Once again, it’s been way too long since I last took a moment to write a personal blog post – though, lately, I’ve started to write for the lovely folk at Promote Shetland about two of my favourite things in the world: Shetland, and the marvellous wildlife that’s to be found in and around the islands. I’m delighted to be working with Promote Shetland, and there’ll be more blog posts to look out for on their site in the coming year. I’m also proud to say I’m now working with Leica, and have written a blog post for them all about orchid-hunting in Rhodes this spring.
So what else have I been up to? The last few months have been intense, a combination of leading wildlife tours for Greenwings, and stepping up the research for my next book. On the latter front I recently spent some time in Alaska – a part of the USA I’d not visited hitherto, and in an area of the state that shares some parallels with my Shetland home.
The small town of Cordova sits near the 60° north circle of latitude on which, coincidentally, Shetland also rests; both communities are historically heavily dependent on fishing for their livelihoods; and both have, in the past, experienced the horror of an oil tanker running aground in their midst. In Alaska, that was the Exxon Valdez; and in Shetland, the Braer.
On land, Cordova is surrounded by glaciers, mountains and forests. Shetland can boast none of those, but what we do have in common are areas of boggy ground and, in them, there are species of plant we both share. Whilst walking through the Alaskan bogs, or muskeg, I was surprised to find flowering plants that are on my very doorstep here in Shetland – not least the carnivorous Butterwort Pinguicula vulgaris and Round-leaved Sundews Drosera rotundifolia. The former, whilst said to be the same species, seemed to me to have paler, larger and laxer flowers than their Shetland equivalents; but the Round-leaved Sundews were indistinguishable from those that stud the damper areas of Shetland.

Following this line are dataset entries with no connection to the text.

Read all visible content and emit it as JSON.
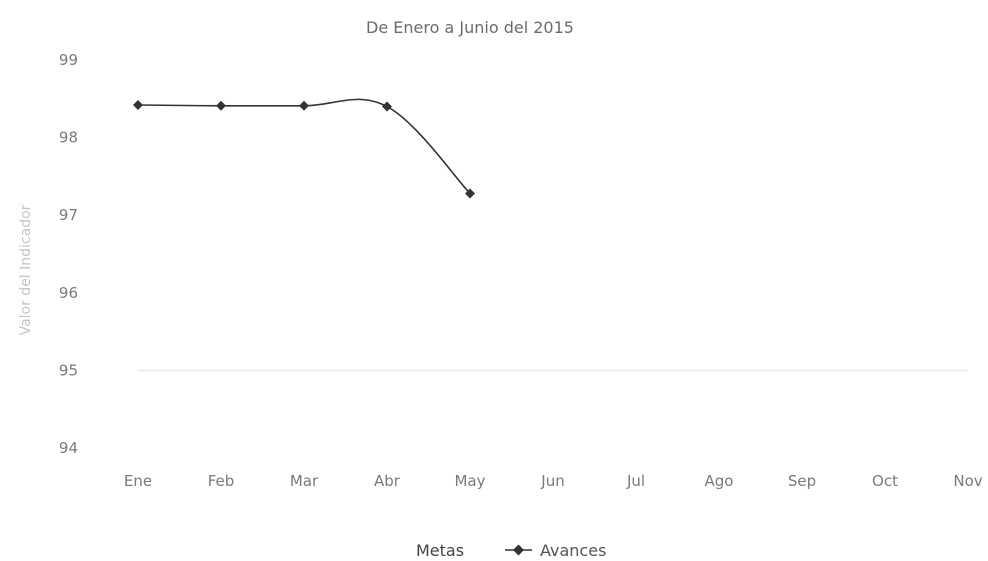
{
  "chart_data": {
    "type": "line",
    "title": "De Enero a Junio del 2015",
    "xlabel": "",
    "ylabel": "Valor del Indicador",
    "ylim": [
      94,
      99
    ],
    "y_ticks": [
      "94",
      "95",
      "96",
      "97",
      "98",
      "99"
    ],
    "categories": [
      "Ene",
      "Feb",
      "Mar",
      "Abr",
      "May",
      "Jun",
      "Jul",
      "Ago",
      "Sep",
      "Oct",
      "Nov"
    ],
    "series": [
      {
        "name": "Metas",
        "values": [
          95,
          95,
          95,
          95,
          95,
          95,
          95,
          95,
          95,
          95,
          95
        ],
        "color": "#f2f2f2",
        "marker": "none"
      },
      {
        "name": "Avances",
        "values": [
          98.42,
          98.41,
          98.41,
          98.4,
          97.28,
          null,
          null,
          null,
          null,
          null,
          null
        ],
        "color": "#333333",
        "marker": "diamond",
        "smooth": true
      }
    ],
    "grid": false,
    "legend_position": "bottom"
  }
}
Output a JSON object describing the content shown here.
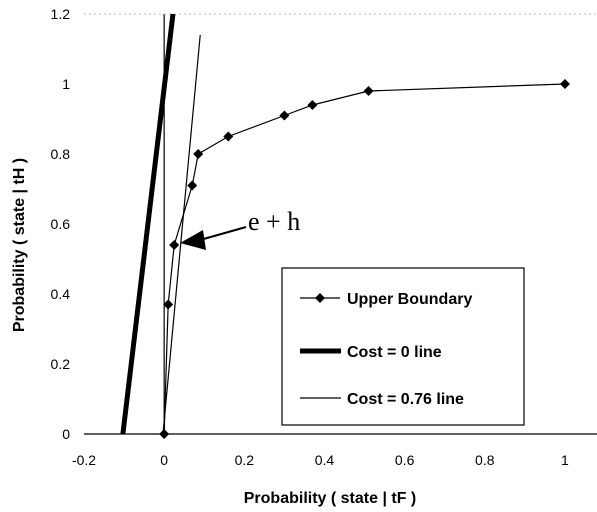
{
  "chart_data": {
    "type": "line",
    "title": "",
    "xlabel": "Probability ( state | tF )",
    "ylabel": "Probability ( state | tH )",
    "xlim": [
      -0.2,
      1.08
    ],
    "ylim": [
      0,
      1.2
    ],
    "x_ticks": [
      "-0.2",
      "0",
      "0.2",
      "0.4",
      "0.6",
      "0.8",
      "1"
    ],
    "y_ticks": [
      "0",
      "0.2",
      "0.4",
      "0.6",
      "0.8",
      "1",
      "1.2"
    ],
    "grid": false,
    "legend_position": "bottom-right",
    "series": [
      {
        "name": "Upper Boundary",
        "style": "line-diamond-markers",
        "x": [
          0,
          0.01,
          0.025,
          0.07,
          0.085,
          0.16,
          0.3,
          0.37,
          0.51,
          1.0
        ],
        "y": [
          0,
          0.37,
          0.54,
          0.71,
          0.8,
          0.85,
          0.91,
          0.94,
          0.98,
          1.0
        ]
      },
      {
        "name": "Cost = 0 line",
        "style": "thick-line",
        "x": [
          -0.103,
          0.022
        ],
        "y": [
          0,
          1.2
        ]
      },
      {
        "name": "Cost = 0.76 line",
        "style": "thin-line",
        "x": [
          -0.003,
          0.09
        ],
        "y": [
          0,
          1.14
        ]
      }
    ],
    "annotations": [
      {
        "text": "e + h",
        "x": 0.025,
        "y": 0.54
      }
    ]
  }
}
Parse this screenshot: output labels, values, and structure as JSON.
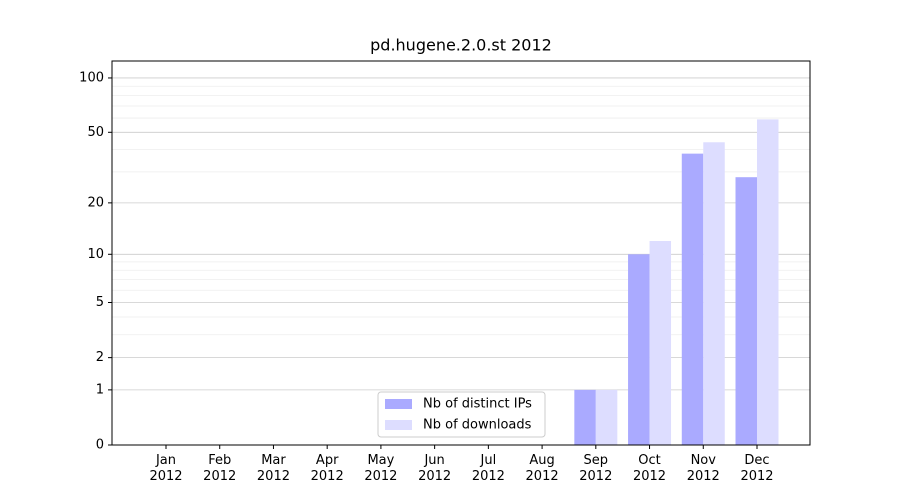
{
  "chart_data": {
    "type": "bar",
    "title": "pd.hugene.2.0.st 2012",
    "categories": [
      "Jan\n2012",
      "Feb\n2012",
      "Mar\n2012",
      "Apr\n2012",
      "May\n2012",
      "Jun\n2012",
      "Jul\n2012",
      "Aug\n2012",
      "Sep\n2012",
      "Oct\n2012",
      "Nov\n2012",
      "Dec\n2012"
    ],
    "series": [
      {
        "name": "Nb of distinct IPs",
        "color": "#aaaaff",
        "values": [
          0,
          0,
          0,
          0,
          0,
          0,
          0,
          0,
          1,
          10,
          38,
          28
        ]
      },
      {
        "name": "Nb of downloads",
        "color": "#ddddff",
        "values": [
          0,
          0,
          0,
          0,
          0,
          0,
          0,
          0,
          1,
          12,
          44,
          59
        ]
      }
    ],
    "yscale": "log1p",
    "ylim": [
      0,
      124
    ],
    "yticks": [
      0,
      1,
      2,
      5,
      10,
      20,
      50,
      100
    ],
    "minor_grid": [
      3,
      4,
      6,
      7,
      8,
      9,
      30,
      40,
      60,
      70,
      80,
      90
    ],
    "grid": true,
    "legend": "lower center"
  }
}
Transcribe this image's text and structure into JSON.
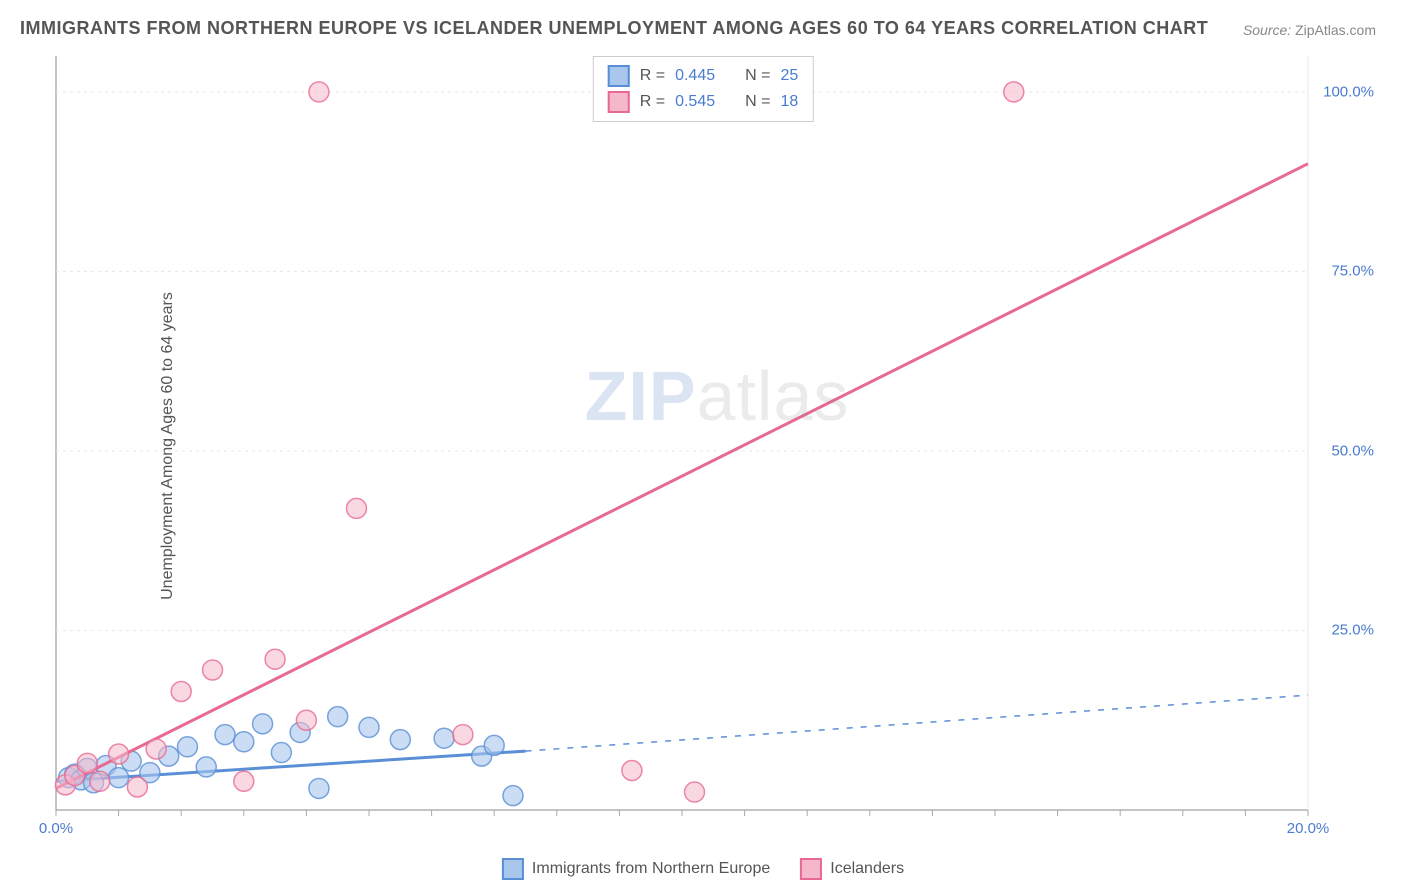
{
  "title": "IMMIGRANTS FROM NORTHERN EUROPE VS ICELANDER UNEMPLOYMENT AMONG AGES 60 TO 64 YEARS CORRELATION CHART",
  "source_label": "Source:",
  "source_value": "ZipAtlas.com",
  "ylabel": "Unemployment Among Ages 60 to 64 years",
  "watermark_zip": "ZIP",
  "watermark_atlas": "atlas",
  "chart": {
    "type": "scatter-with-regression",
    "background_color": "#ffffff",
    "grid_color": "#e8e8e8",
    "axis_color": "#888888",
    "tick_mark_color": "#aaaaaa",
    "label_color": "#4a7bd0",
    "xlim": [
      0,
      20
    ],
    "ylim": [
      0,
      105
    ],
    "x_ticks_major": [
      0,
      20
    ],
    "x_ticks_minor_step": 1,
    "y_ticks": [
      25,
      50,
      75,
      100
    ],
    "x_tick_labels": {
      "0": "0.0%",
      "20": "20.0%"
    },
    "y_tick_labels": {
      "25": "25.0%",
      "50": "50.0%",
      "75": "75.0%",
      "100": "100.0%"
    },
    "series": [
      {
        "name": "Immigrants from Northern Europe",
        "fill": "#a9c7ec",
        "stroke": "#5a8fd6",
        "marker_opacity": 0.6,
        "marker_radius": 10,
        "line_width": 3,
        "r_value": "0.445",
        "n_value": "25",
        "regression": {
          "x1": 0,
          "y1": 4,
          "x2": 7.5,
          "y2": 8.2,
          "dash_x2": 20,
          "dash_y2": 16
        },
        "points": [
          [
            0.2,
            4.5
          ],
          [
            0.3,
            5.0
          ],
          [
            0.4,
            4.2
          ],
          [
            0.5,
            5.8
          ],
          [
            0.6,
            3.8
          ],
          [
            0.8,
            6.2
          ],
          [
            1.0,
            4.5
          ],
          [
            1.2,
            6.8
          ],
          [
            1.5,
            5.2
          ],
          [
            1.8,
            7.5
          ],
          [
            2.1,
            8.8
          ],
          [
            2.4,
            6.0
          ],
          [
            2.7,
            10.5
          ],
          [
            3.0,
            9.5
          ],
          [
            3.3,
            12.0
          ],
          [
            3.6,
            8.0
          ],
          [
            3.9,
            10.8
          ],
          [
            4.2,
            3.0
          ],
          [
            4.5,
            13.0
          ],
          [
            5.0,
            11.5
          ],
          [
            5.5,
            9.8
          ],
          [
            6.2,
            10.0
          ],
          [
            6.8,
            7.5
          ],
          [
            7.3,
            2.0
          ],
          [
            7.0,
            9.0
          ]
        ]
      },
      {
        "name": "Icelanders",
        "fill": "#f5b8ca",
        "stroke": "#e76a94",
        "marker_opacity": 0.55,
        "marker_radius": 10,
        "line_width": 3,
        "r_value": "0.545",
        "n_value": "18",
        "regression": {
          "x1": 0,
          "y1": 3,
          "x2": 20,
          "y2": 90
        },
        "points": [
          [
            0.15,
            3.5
          ],
          [
            0.3,
            4.8
          ],
          [
            0.5,
            6.5
          ],
          [
            0.7,
            4.0
          ],
          [
            1.0,
            7.8
          ],
          [
            1.3,
            3.2
          ],
          [
            1.6,
            8.5
          ],
          [
            2.0,
            16.5
          ],
          [
            2.5,
            19.5
          ],
          [
            3.0,
            4.0
          ],
          [
            3.5,
            21.0
          ],
          [
            4.0,
            12.5
          ],
          [
            4.2,
            100
          ],
          [
            4.8,
            42.0
          ],
          [
            6.5,
            10.5
          ],
          [
            9.2,
            5.5
          ],
          [
            10.2,
            2.5
          ],
          [
            15.3,
            100
          ]
        ]
      }
    ]
  },
  "legend_top": {
    "r_label": "R =",
    "n_label": "N ="
  },
  "legend_bottom": {
    "series1_label": "Immigrants from Northern Europe",
    "series2_label": "Icelanders"
  }
}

Whilst it wasn’t orchids I was looking for in Alaska, I couldn’t help but notice those that grew alongside the sundews in the muskeg – White Bog Orchid Platanthera dilatata was fairly commonplace, throwing up spires of white, waxy, strongly perfumed flowers. With much evidence of recent bear activity in the area, I have never felt more self-conscious and vulnerable than when I lost myself in my camera’s viewfinder to take some wildflower photos…
Later on, with a spare day remaining to me before I made my way home to Shetland, I went searching for another orchid, Keyflower Dactylorhiza aristata, a native of Japan, Korea and the far east of Russia – a plant with a small foothold in Alaska too. Unfortunately, poor weather limited how far up Mount Eyak I could climb in the limited time available to me, so this orchid evaded me – but I found another species, instead, by way of compensation, in an alpine meadow alongside more White Bog Orchids. A close relative of the latter species, Slender Bog Orchid Platanthera stricta is a more subtle affair, with pale green flowers.
They grew in loose, mixed colonies – try as I might though, I couldn’t find a flowering plant that suggested any sort of hybridisation between the two. I had ample distraction with a range of other flowering plants, not least yellow-flowered Oeder’s Lousewort Pedicularis oederi and a mouth-watering fritillary – Chocolate Lily Fritillaria camschatcensis was not commonplace at this elevation, but those I found were all the more appreciated for their comparative rarity there as much as for their understated good looks.
No sooner had I returned to Shetland this past week than I was immediately reminded of the circumstances in which I had found both of these North American bog-loving orchids – I’ve spent some time this week with wet feet in a Schoenus flush on the east side of Shetland, surrounded by arguably one of Britain’s finest colonies of Bog Orchid Hammarbya paludosa. Our native Bog Orchids are the very antithesis of their American cousins, for all they share a love of a wet, waterlogged habitat. All they have in common with Slender Bog Orchid is the green colour of their flowers; but in some instances a single Slender Bog Orchid flower was the same size as an entire Bog Orchid plant. Our Bog Orchids are tiny delicate plants, most barely topping an inch in height.
As such, they’re hard to find, and great care must be exercised when walking into their habitats to avoid inadvertently damaging unseen plants. I was dismayed, in recent days, to find evidence that someone had been there before me – one stand of three flower spikes had been heavily ‘gardened’, with surrounding vegetation stripped away by the hand of an unknown photographer. (Personally, I prefer to compose my photos through the surrounding vegetation and, hence, minimise any impact of my visit). Whoever the photographer was had also left a large, flattened and trampled area of vegetation in front of the orchids, with a crushed Bog Orchid amongst the damage – a chastening and sad end to my orchid-hunting experiences this summer.
I’d rather not dwell on that and, instead, prefer to think more on the pleasant parallels between the wildflowers of Alaska and Shetland – two places thousands of miles apart, but with some species in common that speak of a more ancient, shared time.